In 1807 one Mr Otto a West Indian speculator had just finished constructing Royal Crescent. The project had taken nine years to complete and Mr Otto was rightly pleased with himself. He decided that the time was right to ingratiate himself with the Prince Regent and hopefully be accepted into his circle of friends.
There is no doubt that Mr Otto was a talented man but was obviously lacking in PR skills as, for some reason best known to himself, he decided to commission a statue of the Prince of Wales, as he was then, which was duly erected in front of the crescent.
Our Otto must have had an eye for a bargain because he chose to commission a fairly mediocre sculptor by the name of Rossi. The completed figure stood seven feet high and was perched on a ten-foot pedestal. It showed the Prince in the uniform of a colonel in the 10th Hussars making some sort of gesture.

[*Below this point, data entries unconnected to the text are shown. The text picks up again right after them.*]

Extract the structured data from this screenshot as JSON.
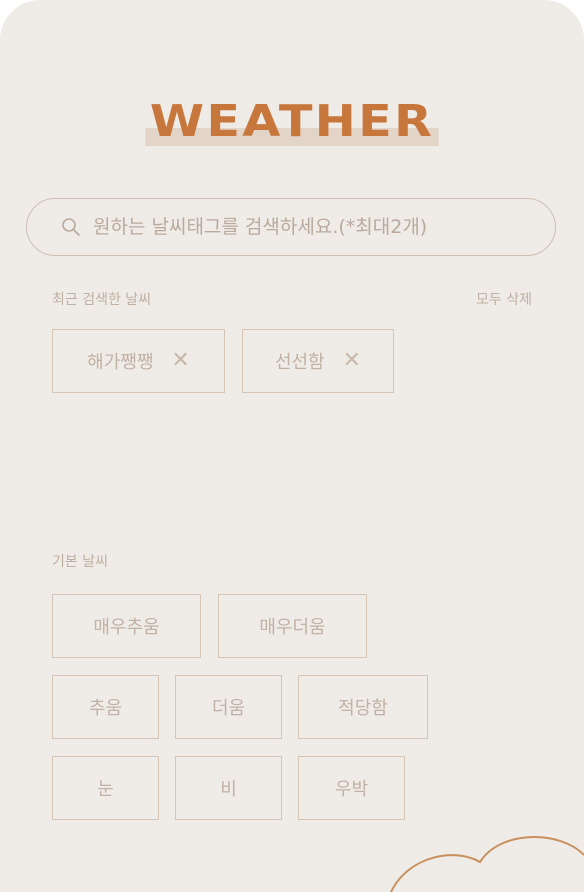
{
  "header": {
    "logo_text": "WEATHER"
  },
  "search": {
    "placeholder": "원하는 날씨태그를 검색하세요.(*최대2개)",
    "icon": "search-icon"
  },
  "recent": {
    "label": "최근 검색한 날씨",
    "clear_all_label": "모두 삭제",
    "tags": [
      {
        "label": "해가쨍쨍",
        "remove_icon": "close-icon"
      },
      {
        "label": "선선함",
        "remove_icon": "close-icon"
      }
    ]
  },
  "basic": {
    "label": "기본 날씨",
    "tags": [
      {
        "label": "매우추움"
      },
      {
        "label": "매우더움"
      },
      {
        "label": "추움"
      },
      {
        "label": "더움"
      },
      {
        "label": "적당함"
      },
      {
        "label": "눈"
      },
      {
        "label": "비"
      },
      {
        "label": "우박"
      }
    ]
  },
  "colors": {
    "accent": "#c8773c",
    "background": "#efebe6",
    "tag_border": "#d6c6b8"
  }
}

Far from the erection of this statue leading to poor old Otto receiving an invitation to visit the Prince in his Pavilion it had quite the reverse effect. The Prince absolutely hated the thing, which he described as an abomination and nothing like him at all. To make matters worse, following a few seafront storms, one of the arms fell off and the figure was then often mistaken for Lord Nelson.
Mutilated and decayed, the eyesore remained in front of the Crescent for several years to the intense indignation of the Prince until it was at last removed in 1819.
The Crescent itself was built in stages, with the three houses each end constructed first with the centre being added over the next few years, presumably as funds permitted.
It was, however, the first group of houses to be planned together as one composition. Also quite unusual for its day in Brighton, the houses are of timber façade with mathematical black tiles which certainly, when first built, looked stunning in the changing seafront light.
These tiles were thought of as especially good for use close to the sea because they resisted driving rain and sea spray better than any brick. Originally the enclosure fronting the Crescent was much deeper but was compulsorily reduced when the main road was enlarged in 1825. However, the Crescent still looks stunning and despite having a pretty poor taste in statues Mr Otto has definitely left us a legacy.
Surprisingly, not that many notable people have lived in the Crescent. Our own Lawrence Olivier of course in recent years. However, prior to that, the register shows that in 1823 number two was occupied by Sir Richard Richards Lord Chief Baron of the Exchequer who died in November of that year.
Number four was occupied for many years by Sir John Thomas Briggs, Accountant General to the navy from 1832 to 1854. Other than that, despite its Royal Crescent nameplate, it appears to have had no other notable inhabitants. It is likely that the development was shunned by any of the Princes circle as he was extremely scathing about poor old Otto whenever the opportunity arose. That statue will certainly have been a life changing experience for Mr Otto and his Crescent.